As I walk into our son’s room this morning to welcome the new day by opening the blinds to the bright morning sun, I am struck by the surprise of seeing a small, red, felt cowboy hat lying on the floor next to him.  A deep smile from within pours through from the core of my being as if to say “ah.” 

Recently we’ve been studying the westward expansion of the United States.  During our history periods, we’ve been putting on our prairie hats – this old red hat for our son, and the Laura Ingles Wilder prairie bonnets for the girls.  To see that this hat has made it to his bedroom is to know that our son has connected with the history lessons – and the spirit of play.  He’s almost 8 and has rarely dresses up anymore.

The crux of the emotional pull from the depths of my memories comes from its history.  This is the cowboy hat I was given at the age of four by my paternal grandparents when our family moved to Arizona.  To me, this hat embodies the sweetness of my own young childhood.  There is a red suede vest that goes with it, too, and when the kids could fit into it, they often did.

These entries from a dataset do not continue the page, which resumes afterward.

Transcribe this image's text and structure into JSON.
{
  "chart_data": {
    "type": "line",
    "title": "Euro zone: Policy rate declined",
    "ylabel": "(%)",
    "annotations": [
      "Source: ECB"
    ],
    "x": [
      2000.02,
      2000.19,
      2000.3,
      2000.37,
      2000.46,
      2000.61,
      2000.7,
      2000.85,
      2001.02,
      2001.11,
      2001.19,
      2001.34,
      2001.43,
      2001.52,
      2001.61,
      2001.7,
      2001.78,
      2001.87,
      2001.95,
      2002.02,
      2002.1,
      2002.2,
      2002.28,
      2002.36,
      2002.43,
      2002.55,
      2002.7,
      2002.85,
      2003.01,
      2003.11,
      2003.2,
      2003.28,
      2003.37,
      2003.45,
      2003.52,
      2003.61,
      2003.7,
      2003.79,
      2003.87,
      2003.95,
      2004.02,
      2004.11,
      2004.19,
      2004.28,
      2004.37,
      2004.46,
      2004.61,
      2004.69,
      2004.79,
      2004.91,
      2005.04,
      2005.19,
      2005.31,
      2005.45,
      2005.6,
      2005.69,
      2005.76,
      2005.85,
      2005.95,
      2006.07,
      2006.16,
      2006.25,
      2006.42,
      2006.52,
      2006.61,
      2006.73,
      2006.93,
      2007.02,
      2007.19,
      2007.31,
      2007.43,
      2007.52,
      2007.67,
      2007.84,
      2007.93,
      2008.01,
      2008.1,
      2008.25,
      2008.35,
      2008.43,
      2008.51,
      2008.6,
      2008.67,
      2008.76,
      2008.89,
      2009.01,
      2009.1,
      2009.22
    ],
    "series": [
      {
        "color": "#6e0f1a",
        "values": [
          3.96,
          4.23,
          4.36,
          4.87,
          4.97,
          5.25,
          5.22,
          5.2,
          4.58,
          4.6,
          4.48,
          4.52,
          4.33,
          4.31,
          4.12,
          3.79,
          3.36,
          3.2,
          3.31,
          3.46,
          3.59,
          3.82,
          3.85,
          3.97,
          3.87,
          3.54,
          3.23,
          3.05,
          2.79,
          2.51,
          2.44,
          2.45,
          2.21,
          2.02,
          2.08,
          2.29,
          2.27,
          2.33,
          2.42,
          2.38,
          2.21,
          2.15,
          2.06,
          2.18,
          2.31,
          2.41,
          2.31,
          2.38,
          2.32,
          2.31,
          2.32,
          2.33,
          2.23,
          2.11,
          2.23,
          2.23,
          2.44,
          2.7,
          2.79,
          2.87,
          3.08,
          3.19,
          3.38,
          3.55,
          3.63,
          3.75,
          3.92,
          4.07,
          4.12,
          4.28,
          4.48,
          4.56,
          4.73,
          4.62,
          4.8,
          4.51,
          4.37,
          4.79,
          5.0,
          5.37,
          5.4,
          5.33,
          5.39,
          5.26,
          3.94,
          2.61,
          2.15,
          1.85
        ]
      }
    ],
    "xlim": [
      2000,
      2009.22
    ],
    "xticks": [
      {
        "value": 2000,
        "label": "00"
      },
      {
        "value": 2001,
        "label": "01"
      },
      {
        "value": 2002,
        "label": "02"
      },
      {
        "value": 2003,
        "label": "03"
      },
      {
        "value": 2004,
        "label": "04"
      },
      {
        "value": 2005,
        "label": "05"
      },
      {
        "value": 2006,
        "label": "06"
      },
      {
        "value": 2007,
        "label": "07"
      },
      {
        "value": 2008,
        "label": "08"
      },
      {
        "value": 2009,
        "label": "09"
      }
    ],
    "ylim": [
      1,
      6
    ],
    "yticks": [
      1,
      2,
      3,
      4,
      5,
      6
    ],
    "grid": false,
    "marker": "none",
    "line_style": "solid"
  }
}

It’s quite amazing that after over 20 moves in my life time, this hat and vest are still intact. Most of the other parts of my sweet life at four are gone. Perhaps it’s the connectedness from one sphere of life, one generation to the next that I feel as I see our children fill out these hats.  I am reminded of my own child – of the uninhabited  joy she felt and the love she had for life – and the significance of consistently being surrounded by family and extended family members. 

Sadly only me, my mother, brother and aunts survive this expanded family. The family I knew then – that gathered often, shared stories of my lineage (and the wars!) doted on me are all but gone.  While my mother is truly devoted and available to me in all the ways she can be for which I am richly blessed, the truth is I painfully miss the joy, laughter, and togetherness we shared when my grandparents were alive.  (A release of tears blurs my eyesight as I write.)  Once more I realize how much it was my two sets of biological grandparents who made our family what it was – and who largely shaped me! 

As the depths of profound yearning for the family life and freedom I had at the young age of four (until nine) are unleashed with the writing, I profoundly see the  significance of hope this red hat has represented to me during my lifetime.  I’ve held on these precious items as I’ve held onto the hope of knowing this deep joyfulness, the magic that comes in young childhood, with our own children.    

Seeing our son enjoy this unshaped cowboy hat is to realize that dream come true.  In actuality our children have been playing with these cowboy accessories for the last eight years. Perhaps seeing our kiddos in my own childhood cowboy ensemble has always struck a cord on a deeper, quieter level.  Today I capture it here, in the most earnest gratitude possible.  Thank you God for blessing me with our healthy, happy, creative, silly, adventurous, curious, joyful and lovely children. Thank you God for the privilege of passing on this hope of true love, which never fails.